The project, which would be a world first, is a collaboration between Imperial College London, hVIVO (part of the drug company Open Orphan), and the Royal Free London NHS Foundation Trust. It has been supported by the government through a £33.6m ($37m; $44m) investment.
In the first stage the researchers will work to determine the smallest amount of virus needed to cause infection and elicit an immune response. To do this they will slowly increase the viral dose to which small groups of volunteers are exposed.
In the second stage vaccine candidates that have been shown to be safe in initial trials will be given to a small number of healthy volunteers, who will then be exposed to the virus. The team will then monitor the participants to see how the vaccine works and to identify any side effects.
The researchers will recruit healthy volunteers aged 18 to 30 who have no previous history or symptoms of covid-19, no underlying health conditions, and no known adverse risk factors for covid-19, such as heart disease, diabetes, or obesity. Any participants who develop covid-19 will be treated with remdesivir as soon as the infection is confirmed.
The vaccine candidates that will be tested in the second stage have not yet been selected.
Claire Waddington, clinical lecturer in infectious diseases at the University of Cambridge, said, “These models have been successfully used to accelerate the development of vaccines against difficult pathogens such as Salmonella typhi (the cause of typhoid fever), as well as providing us with detailed understanding of the different diseases.
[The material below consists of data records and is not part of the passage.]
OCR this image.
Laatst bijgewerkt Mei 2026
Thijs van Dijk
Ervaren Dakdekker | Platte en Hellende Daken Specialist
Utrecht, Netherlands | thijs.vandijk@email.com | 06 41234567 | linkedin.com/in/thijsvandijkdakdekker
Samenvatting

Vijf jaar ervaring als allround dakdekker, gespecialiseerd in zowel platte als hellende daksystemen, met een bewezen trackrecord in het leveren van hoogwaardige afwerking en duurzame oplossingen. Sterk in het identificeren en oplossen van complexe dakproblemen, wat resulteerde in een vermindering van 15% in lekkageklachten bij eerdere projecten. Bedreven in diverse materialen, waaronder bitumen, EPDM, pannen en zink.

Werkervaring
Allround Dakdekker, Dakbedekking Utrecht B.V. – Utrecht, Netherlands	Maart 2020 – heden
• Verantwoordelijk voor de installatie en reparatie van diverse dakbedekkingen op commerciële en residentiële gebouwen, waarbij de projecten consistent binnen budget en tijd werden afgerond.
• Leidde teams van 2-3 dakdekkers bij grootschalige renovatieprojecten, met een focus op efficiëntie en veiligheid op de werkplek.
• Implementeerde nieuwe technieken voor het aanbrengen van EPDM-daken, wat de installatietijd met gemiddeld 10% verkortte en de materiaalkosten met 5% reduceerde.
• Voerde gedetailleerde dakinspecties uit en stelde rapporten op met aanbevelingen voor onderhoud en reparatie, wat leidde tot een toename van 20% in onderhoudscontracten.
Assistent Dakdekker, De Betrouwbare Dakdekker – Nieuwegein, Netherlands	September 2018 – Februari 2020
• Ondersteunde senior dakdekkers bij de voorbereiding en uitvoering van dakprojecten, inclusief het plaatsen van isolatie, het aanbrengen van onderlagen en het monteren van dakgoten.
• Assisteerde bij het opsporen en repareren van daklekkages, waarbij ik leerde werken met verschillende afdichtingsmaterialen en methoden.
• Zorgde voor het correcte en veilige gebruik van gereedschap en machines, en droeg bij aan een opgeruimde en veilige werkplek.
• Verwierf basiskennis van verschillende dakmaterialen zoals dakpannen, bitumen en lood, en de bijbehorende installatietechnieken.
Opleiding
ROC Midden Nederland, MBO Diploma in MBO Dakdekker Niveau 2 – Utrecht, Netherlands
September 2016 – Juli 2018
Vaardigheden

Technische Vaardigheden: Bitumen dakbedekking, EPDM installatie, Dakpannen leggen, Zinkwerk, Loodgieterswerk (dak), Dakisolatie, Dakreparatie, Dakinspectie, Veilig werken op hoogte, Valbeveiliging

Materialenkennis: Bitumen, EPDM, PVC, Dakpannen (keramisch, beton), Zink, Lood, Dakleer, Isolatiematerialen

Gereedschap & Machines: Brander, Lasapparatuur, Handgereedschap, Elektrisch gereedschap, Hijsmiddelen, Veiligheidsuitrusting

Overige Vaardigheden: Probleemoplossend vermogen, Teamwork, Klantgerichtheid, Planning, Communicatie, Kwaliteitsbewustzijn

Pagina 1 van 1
They can also be used to develop and improve our understanding of diagnostic tests and treatments.”
The studies still need to be approved by the UK Medicines and Healthcare Regulatory Agency and an ethics committee.
Lead researcher Chris Chiu, from the department of infectious disease at Imperial College London, said, “Our number one priority is the safety of the volunteers. My team has been safely running human challenge studies with other respiratory viruses for over 10 years. No study is completely risk free, but the Human Challenge Programme partners will be working hard to ensure we make the risks as low as we possibly can.”
Co-investigator on the study Peter Openshaw, director of the MRC funded Human Challenge Consortium at Imperial College London, said, “Deliberately infecting volunteers with a known human pathogen is never undertaken lightly. However, such studies are enormously informative about a disease, even one so well studied as covid-19.
“It is really vital that we move as fast as possible towards getting effective vaccines and other treatments for covid-19, and challenge studies have the potential to accelerate and de-risk the development of novel drugs and vaccines. These studies form a part of the global effort and play to a unique strength that we have at Imperial and in the UK.”